You are in 6 spades. Lefty has overcalled an unusual no trump (at favorable vulnerability), suggesting at least 5-5 in the minors. The opening lead is the 2 of hearts.
You have many choices for how to play this hand. The heart lead, an obvious singleton, allows you to pitch your diamond losers. You have to do this after drawing at least two rounds of trump. (As it turns out, most of the ways of actually making this hand require a 3-2 trump break.)
You then have 10 winners, 11 after the queen of clubs is knocked out. You have a club threat in your fifth club, and you have an endplay situation in clubs.
You can lead towards the jack of clubs. Lefty probably has the queen and probably will play it. That gives you 4 clubs and the contract, so that's a good way to play the hand. But what if Lefty doesn't play the queen?
Now you have a much better endplay situation in clubs. If Lefty has AQJ of diamonds, then you can endplay lefty in diamonds to lead away from Q9x of clubs, given you your fourth club trick. However, Righty could easily have a diamond honor. So the play that gives you problems is if Lefty ducks.
Okay, let's say you do this club play and Lefty ducks. What now? If you could run your hearts and spades, you could come down to just AK108 of clubs in your hand. If Lefty saves Q9xx, lefty can be endplayed in clubs.
However, once you play your last trump, Lefty is relieved of this obligation to save a long club. So Lefty can come down to Qxx of clubs and the A of diamonds, or Qxx of clubs and a small diamond (assuming Righty has a diamond honor).

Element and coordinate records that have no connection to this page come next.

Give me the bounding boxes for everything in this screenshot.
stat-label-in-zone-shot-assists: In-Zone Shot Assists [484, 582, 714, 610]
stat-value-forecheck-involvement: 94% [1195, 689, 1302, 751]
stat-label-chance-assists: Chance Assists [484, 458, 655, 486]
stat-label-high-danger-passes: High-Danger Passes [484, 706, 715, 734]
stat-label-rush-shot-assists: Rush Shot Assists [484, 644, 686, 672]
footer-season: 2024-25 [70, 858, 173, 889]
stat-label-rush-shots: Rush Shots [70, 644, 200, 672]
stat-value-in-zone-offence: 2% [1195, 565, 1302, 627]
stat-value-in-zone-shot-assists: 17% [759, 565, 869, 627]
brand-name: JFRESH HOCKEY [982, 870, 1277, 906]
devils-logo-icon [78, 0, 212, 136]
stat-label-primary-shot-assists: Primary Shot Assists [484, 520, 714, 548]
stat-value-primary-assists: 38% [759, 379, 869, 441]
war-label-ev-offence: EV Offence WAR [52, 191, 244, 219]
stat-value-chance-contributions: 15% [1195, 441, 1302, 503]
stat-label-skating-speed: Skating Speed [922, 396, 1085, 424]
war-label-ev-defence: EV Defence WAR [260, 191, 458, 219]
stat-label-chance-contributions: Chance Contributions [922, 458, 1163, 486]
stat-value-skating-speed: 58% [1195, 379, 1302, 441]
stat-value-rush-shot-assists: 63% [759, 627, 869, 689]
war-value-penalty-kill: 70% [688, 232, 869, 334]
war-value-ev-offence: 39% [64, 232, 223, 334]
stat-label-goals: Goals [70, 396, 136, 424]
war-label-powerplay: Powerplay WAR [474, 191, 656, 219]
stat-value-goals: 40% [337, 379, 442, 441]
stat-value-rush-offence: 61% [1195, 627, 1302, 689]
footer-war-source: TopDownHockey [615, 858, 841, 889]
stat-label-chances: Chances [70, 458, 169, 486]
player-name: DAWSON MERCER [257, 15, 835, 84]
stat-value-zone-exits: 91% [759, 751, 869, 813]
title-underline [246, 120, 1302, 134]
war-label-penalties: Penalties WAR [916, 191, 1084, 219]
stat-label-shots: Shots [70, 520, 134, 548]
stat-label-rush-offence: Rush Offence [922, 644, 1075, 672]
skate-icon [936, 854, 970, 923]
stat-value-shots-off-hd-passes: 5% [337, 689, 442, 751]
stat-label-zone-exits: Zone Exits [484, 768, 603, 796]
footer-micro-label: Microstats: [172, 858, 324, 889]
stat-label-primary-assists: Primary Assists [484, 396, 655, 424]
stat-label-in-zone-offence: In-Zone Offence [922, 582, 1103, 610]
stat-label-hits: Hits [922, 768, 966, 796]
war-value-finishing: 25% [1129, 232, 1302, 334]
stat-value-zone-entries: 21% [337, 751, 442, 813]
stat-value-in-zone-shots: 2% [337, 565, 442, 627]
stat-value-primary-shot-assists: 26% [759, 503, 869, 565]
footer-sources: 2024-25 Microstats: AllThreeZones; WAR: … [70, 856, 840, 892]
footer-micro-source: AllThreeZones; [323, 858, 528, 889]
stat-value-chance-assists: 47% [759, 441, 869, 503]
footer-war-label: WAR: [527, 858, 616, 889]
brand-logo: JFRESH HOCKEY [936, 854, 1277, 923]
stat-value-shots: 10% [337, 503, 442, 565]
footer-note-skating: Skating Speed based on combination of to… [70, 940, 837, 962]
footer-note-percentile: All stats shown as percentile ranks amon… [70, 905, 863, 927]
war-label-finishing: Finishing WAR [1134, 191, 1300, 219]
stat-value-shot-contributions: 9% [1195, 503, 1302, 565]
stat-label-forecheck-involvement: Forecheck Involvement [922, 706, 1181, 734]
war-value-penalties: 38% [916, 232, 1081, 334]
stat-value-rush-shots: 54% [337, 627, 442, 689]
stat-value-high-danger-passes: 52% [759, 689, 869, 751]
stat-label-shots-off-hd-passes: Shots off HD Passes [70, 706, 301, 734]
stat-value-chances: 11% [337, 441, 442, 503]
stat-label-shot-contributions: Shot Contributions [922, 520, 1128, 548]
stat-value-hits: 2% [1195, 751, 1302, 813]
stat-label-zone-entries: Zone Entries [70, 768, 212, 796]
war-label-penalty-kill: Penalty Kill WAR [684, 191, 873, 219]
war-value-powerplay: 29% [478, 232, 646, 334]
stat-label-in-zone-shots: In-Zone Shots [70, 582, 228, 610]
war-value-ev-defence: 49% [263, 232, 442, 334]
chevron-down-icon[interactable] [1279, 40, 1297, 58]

Okay, let's back up a trick. Suppose you come down to a trump and the AK108 of clubs. Lefty has to save 4 clubs -- it is not yet safe to through a small club -- and a diamond. If you could force Lefty to play a diamond on your last trump, you would have your endplay.
Fortunately, you can force Lefty to play a diamond -- if you lead a diamond from the dummy and trump it!
This of course is the squeeze-trim-endplay. How could you recognize it? The throw-in/endplay suit is clubs. You want to throw Lefty in in clubs, to get 4-tricks. As will usually be the case, Lefty cannot pitch a card in clubs until you release your control in the exit suit. The exit suit is diamonds, and you have a first-round control.
Finally, your loser count is two. This is a little more obvious once you have one your jack of clubs.
One of the tricky parts of the hand is that after playing your last free winner, you have to be in dummy so that you can lead a diamond. The only way to get to dummy is by leading a third round of trumps. That means you have to ruff one of dummy's red cards. Fortunately, that isn't hard. For example, you could draw two rounds of trumps, ending in dummy, pitch your diamonds on the hearts, and ruff a red card, say another heart. In this position, a trump to dummy squeezes Lefty.
You can't play clubs before doing that, because then Lefty can win the queen and give Righty a club ruff. Fortunately, the endplay still works. If Lefty pitches a diamond, you simply lead clubs and set up your long club, with the trump as a control. If Lefty plays a diamond, you trim the last diamond from Lefty's hand, then lead towards the jack of clubs. If Lefty plays low, a club to the 10 (or 8) endplays lefty. If Lefty plays the queen of clubs when you lead towards the board, you have to remember to unblock the jack.